Anyway, what got me thinking about this was a comment I received from Tim Roberts, a friend and someone who I have gotten to know as a fellow faculty member at Kent State. Tim has a career background similar to mine spanning journalism, corporate public relations and education. I wrote yesterday about what people needed to consider if they lost their job. Tim added that it was important for people to update and enhance their skills. And that is absolutely correct — and a valuable addition to my points. I’m looking a lot at education issues these days — and there is a great need (but as usual not much funding) for life-long learning. And in these days of recession, education could well be the key to unlocking a job opportunity.

We’re in a tough recession now — one that isn’t going to end quickly or without some additional pain. The Wall Street Journal reported this morning (by subscription only) that companies announced just this week that they were cutting at least 33,000 more jobs — with big names like AT&T, DuPont and Avis getting into it now. And in total, the U.S. economy has lost 1.2 million jobs this year.

These workers are going to need some help — and maybe some luck — in finding new jobs. And in the meantime, Tim’s right: Many will need to return to the classroom to upgrade skills. I don’t know whether universities like Kent State have programs or resources to accommodate people who may quickly need to enhance skills or develop new ones. That may fall to the community colleges — like Cuyahoga Community College in Cleveland — that appear to be focusing more and more on both adult learners and at-risk young people. In any event, education at all levels is a way out of this mess — individually and as a nation.

And since I am writing about the recession and the economic meltdown facing us — caused in my view to a large extent by the ineptness of the Bush administration and the greed of the financial industry and mortgage brokers — I couldn’t let this item pass by.

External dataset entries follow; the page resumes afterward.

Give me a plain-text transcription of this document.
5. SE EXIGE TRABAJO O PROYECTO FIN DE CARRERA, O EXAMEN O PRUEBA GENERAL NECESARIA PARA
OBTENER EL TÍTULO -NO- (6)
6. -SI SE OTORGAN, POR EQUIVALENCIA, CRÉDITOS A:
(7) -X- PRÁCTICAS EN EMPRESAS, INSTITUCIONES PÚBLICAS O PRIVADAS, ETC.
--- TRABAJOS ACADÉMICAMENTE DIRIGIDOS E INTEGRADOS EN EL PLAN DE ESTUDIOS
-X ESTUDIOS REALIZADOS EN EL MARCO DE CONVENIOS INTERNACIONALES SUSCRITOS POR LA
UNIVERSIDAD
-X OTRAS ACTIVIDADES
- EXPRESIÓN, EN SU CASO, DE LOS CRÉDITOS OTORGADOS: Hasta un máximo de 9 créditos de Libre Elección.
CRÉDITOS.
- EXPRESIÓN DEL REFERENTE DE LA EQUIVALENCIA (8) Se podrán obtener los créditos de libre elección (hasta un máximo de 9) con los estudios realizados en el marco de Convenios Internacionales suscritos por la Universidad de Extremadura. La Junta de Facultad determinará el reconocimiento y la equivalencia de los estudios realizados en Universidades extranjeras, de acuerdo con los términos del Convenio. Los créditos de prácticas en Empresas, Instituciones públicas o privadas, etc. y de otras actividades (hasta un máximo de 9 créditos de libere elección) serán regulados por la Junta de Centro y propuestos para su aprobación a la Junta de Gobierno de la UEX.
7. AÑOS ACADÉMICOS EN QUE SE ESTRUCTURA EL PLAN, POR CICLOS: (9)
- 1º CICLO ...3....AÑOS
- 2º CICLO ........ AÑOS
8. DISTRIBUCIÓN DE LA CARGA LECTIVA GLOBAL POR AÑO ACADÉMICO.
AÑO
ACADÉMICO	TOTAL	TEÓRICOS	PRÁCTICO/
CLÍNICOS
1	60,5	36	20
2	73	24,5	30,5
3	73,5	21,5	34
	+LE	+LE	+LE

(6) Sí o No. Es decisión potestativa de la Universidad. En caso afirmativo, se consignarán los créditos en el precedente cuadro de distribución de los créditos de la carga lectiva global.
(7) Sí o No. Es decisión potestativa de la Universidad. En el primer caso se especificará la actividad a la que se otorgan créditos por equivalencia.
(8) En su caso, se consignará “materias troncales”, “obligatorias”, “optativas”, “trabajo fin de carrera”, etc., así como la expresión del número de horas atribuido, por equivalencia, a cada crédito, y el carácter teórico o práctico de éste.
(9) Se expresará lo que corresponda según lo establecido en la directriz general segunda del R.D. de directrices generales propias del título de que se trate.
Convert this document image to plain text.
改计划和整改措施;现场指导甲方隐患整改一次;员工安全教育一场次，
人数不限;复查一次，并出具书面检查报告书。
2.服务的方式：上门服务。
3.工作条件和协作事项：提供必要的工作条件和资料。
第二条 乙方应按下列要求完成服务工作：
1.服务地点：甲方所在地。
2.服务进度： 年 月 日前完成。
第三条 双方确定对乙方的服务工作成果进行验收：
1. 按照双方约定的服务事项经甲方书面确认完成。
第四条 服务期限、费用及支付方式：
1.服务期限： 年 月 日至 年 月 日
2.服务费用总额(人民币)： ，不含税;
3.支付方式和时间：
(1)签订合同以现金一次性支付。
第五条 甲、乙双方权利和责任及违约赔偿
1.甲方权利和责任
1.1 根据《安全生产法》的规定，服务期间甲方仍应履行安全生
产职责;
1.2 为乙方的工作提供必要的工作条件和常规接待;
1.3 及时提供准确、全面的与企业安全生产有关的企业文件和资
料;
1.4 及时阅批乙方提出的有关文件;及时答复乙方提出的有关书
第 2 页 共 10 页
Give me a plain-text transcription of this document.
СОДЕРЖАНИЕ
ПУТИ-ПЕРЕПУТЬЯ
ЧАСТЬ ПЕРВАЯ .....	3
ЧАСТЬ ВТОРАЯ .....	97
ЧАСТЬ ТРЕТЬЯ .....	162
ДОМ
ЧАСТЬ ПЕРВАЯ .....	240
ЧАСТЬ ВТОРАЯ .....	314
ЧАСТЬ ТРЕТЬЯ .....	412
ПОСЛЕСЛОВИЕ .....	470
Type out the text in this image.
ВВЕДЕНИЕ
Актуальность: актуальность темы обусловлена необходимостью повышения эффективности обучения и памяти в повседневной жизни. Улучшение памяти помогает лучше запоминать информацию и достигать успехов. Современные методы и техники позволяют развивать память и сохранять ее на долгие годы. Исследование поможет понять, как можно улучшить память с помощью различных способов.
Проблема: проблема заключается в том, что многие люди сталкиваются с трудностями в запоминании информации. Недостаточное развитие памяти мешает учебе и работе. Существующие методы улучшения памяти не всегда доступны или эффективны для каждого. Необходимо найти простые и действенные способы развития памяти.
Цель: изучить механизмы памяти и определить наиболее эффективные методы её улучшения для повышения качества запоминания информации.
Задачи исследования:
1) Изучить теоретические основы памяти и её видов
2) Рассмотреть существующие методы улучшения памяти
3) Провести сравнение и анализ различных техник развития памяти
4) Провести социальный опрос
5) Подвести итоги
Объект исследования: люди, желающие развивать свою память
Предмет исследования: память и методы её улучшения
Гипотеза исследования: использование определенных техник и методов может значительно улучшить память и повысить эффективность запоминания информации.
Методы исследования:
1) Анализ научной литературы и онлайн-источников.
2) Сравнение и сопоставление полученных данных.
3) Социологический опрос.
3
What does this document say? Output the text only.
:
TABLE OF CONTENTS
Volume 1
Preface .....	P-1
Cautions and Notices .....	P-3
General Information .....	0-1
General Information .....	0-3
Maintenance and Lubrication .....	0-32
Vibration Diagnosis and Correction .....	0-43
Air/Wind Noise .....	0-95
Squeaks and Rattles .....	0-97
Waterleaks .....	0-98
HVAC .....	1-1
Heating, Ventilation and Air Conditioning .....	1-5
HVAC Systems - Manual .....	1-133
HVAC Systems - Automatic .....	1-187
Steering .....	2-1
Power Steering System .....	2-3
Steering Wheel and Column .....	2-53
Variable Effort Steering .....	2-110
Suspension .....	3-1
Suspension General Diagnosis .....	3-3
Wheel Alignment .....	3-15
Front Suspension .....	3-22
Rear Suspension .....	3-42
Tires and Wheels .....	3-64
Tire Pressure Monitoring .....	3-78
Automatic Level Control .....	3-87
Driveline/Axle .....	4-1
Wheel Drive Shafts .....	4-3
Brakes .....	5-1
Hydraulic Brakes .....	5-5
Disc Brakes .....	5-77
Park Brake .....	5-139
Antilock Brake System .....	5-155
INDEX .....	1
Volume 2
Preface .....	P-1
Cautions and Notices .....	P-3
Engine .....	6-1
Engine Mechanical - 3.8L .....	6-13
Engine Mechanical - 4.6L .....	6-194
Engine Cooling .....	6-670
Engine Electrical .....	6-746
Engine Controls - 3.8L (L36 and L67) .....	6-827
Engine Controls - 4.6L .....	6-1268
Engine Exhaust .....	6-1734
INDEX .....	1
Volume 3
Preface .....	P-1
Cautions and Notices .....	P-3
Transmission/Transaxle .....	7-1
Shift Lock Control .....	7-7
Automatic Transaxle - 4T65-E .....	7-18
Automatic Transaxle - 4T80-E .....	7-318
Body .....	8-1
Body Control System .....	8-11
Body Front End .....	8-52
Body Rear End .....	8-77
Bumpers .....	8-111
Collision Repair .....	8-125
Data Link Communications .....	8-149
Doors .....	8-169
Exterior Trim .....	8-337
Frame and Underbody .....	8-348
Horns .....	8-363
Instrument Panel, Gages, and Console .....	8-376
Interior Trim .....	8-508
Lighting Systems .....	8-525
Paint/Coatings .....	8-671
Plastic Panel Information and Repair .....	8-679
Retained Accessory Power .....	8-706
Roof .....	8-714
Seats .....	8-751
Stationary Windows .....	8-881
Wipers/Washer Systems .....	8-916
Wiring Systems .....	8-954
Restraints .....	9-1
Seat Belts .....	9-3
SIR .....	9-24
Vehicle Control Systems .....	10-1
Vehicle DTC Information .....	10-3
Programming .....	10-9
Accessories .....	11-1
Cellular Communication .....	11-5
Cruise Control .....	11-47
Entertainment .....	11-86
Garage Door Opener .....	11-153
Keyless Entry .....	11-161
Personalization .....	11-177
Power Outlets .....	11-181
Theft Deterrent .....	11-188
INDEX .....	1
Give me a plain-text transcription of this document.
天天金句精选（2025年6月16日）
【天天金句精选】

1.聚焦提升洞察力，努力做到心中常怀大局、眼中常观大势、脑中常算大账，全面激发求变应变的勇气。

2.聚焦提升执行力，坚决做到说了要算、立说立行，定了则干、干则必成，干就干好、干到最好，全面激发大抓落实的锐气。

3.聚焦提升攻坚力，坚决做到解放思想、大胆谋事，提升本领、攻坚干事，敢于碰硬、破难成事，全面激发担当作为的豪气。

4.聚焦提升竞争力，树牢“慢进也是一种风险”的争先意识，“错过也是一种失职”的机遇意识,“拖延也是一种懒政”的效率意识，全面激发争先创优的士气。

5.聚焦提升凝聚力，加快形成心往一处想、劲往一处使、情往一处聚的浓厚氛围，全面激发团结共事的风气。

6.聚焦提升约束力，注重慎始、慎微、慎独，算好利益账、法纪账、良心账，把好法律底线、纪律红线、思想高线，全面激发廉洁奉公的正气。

It appears that Mr. and Mrs. W. have purchased a house in an exclusive and pricey area of Dallas. The Associated Press article doesn’t give a price — but says one home in the neighborhood is in the $32 million range. OK. Let’s assume that W. isn’t buying a “handyman special.”

Now here’s the rub. The article points out:

“The president is buying his post-White House home at a time of falling real estate prices and lowered mortgage interest rates.”

Yikes. Wonder who caused that? Oh, well. Timing is everything.


2 responses to “Recessions, job loses and education

  1. Good points. As a mid-career journalist (job is very secure, thank you very much), I have wrestled with how to stay ahead of the technology/change curve in my profession. And I absolutely think Kent’s j-school should lead the charge, not relegate the task to a community college. If the university wants to be among the state’s top journalism training institutions, then be it. For all ages, at all points in the career. Run a short course, run a seminar, run an online course. Kent has the technology, the expertise, the human intellect to do it. Don’t abdicate this opportunity. It could benefit the university long-term in terms of networking, philanthropy, good will, employers for undergrads, etc. Sign me up!

    • Susan — Thanks for your comments. And you really do raise good points about Kent State (and other universities) taking the lead here. It is an opportunity for the university — and for those who want and need to take classes. I am going to follow-up on this to see what resources are available. And I’m delighted to know your job is very secure. That’s the way it should be.